The Better Business Bureau site for Chegg remains littered with hundreds of complaints like this; one alleges that the answers they were given from Chegg “were wrong, illogical, not in proper English.” A class action lawsuit filed last December also charges that Chegg uses an auto-renewal process to keep payments coming without authorization, gives no way for students to easily cancel, and fails to provide clear terms for the subscription, instead burying them in fine print. The plaintiff purchased an eTextbook from Chegg in August 2022 for $19.99, and was charged another $19.99 for a “Study Pack” she did not want that October.
To add injury upon injury, Chegg then exposed its users to four separate data breaches since 2017, with information on 40 million customers revealed. Data was not encrypted and was accessible to third-party contractors. Three of the data breaches involved Chegg employees falling for phishing attacks. The Federal Trade Commission took action against Chegg, ultimately forcing the company to set up better security features, limit the data it collects, and allow users to have their data deleted.
Chegg experienced a post-pandemic lull in growth, and the AI revolution has brought it ever closer to extinction. I think this review of the corporate history should leave everyone saying, so what?
Companies built for cheating, which exploit workers, exploit customers, and neglect security that leaves customers open to abuse, should not be protected from the march of technology. And the endurance of companies like that may pose greater risks than ones infused with artificial intelligence.
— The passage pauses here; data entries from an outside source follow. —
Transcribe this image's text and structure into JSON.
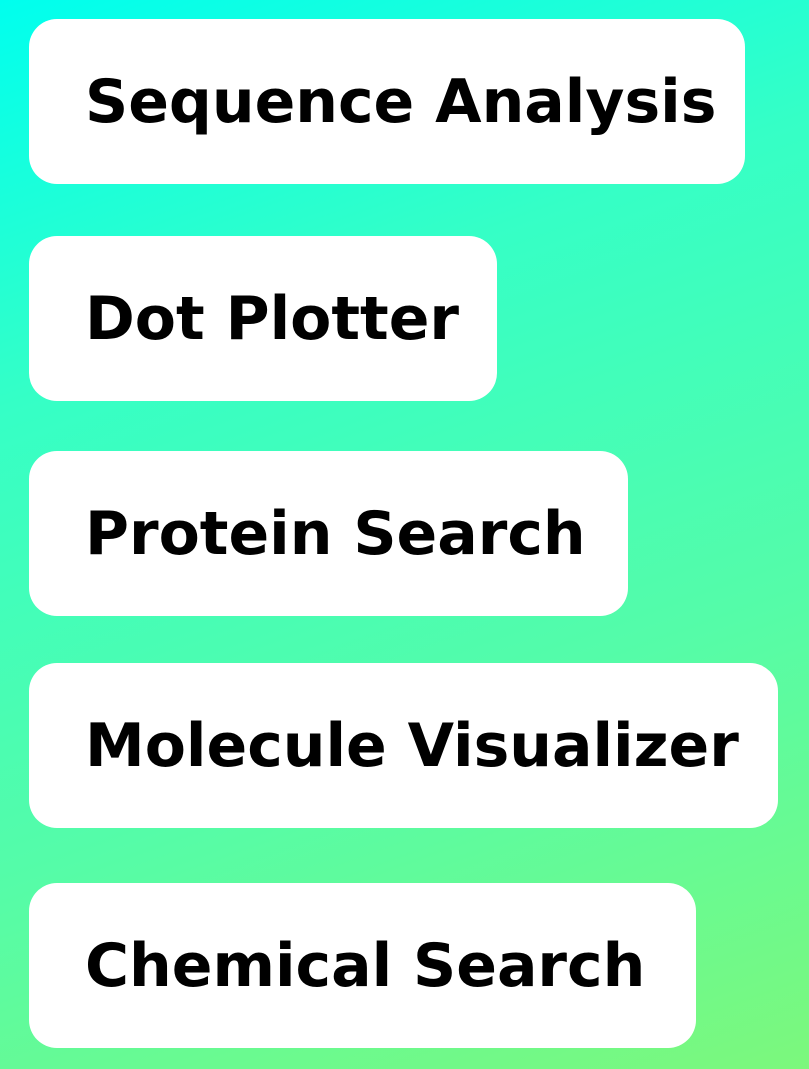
{
  "background": {
    "gradient_start": "#00ffee",
    "gradient_end": "#7cf87c"
  },
  "tools": [
    {
      "label": "Sequence Analysis"
    },
    {
      "label": "Dot Plotter"
    },
    {
      "label": "Protein Search"
    },
    {
      "label": "Molecule Visualizer"
    },
    {
      "label": "Chemical Search"
    }
  ]
}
Of course, many of the problems raised by Chegg will just be made worse with AI at everyone’s fingertips. Cheating could accelerate, with answers delivered in real time rather than waiting for the Indian subcontractor to complete them. But a tech-enabled academic fraud network, powered and cheered on by investor capital, was already with us. And the adaptation should not be more fraud detection but an education system that puts a premium on developing actual reasoning rather than rote memorization.
More broadly, the issues AI raises—data security risks, impersonation fraud, intellectual-property violations, theft, and increasing market power—have been at the top of challenges for regulators for many years. Their relative failure to deal with them should give us concern, not the newness of the threat of AI.
Fortunately, we have a reinvigorated FTC and other agencies that have been taking on the challenges of old industries and can apply them to new ones. The key would be to understand their mission: to protect consumers, workers, and business partners from rip-offs and fraud. I get that AI can be nerve-wracking. But focusing on the actual harms of corporate America is what it will take to make AI more of a utility and less of an existential threat.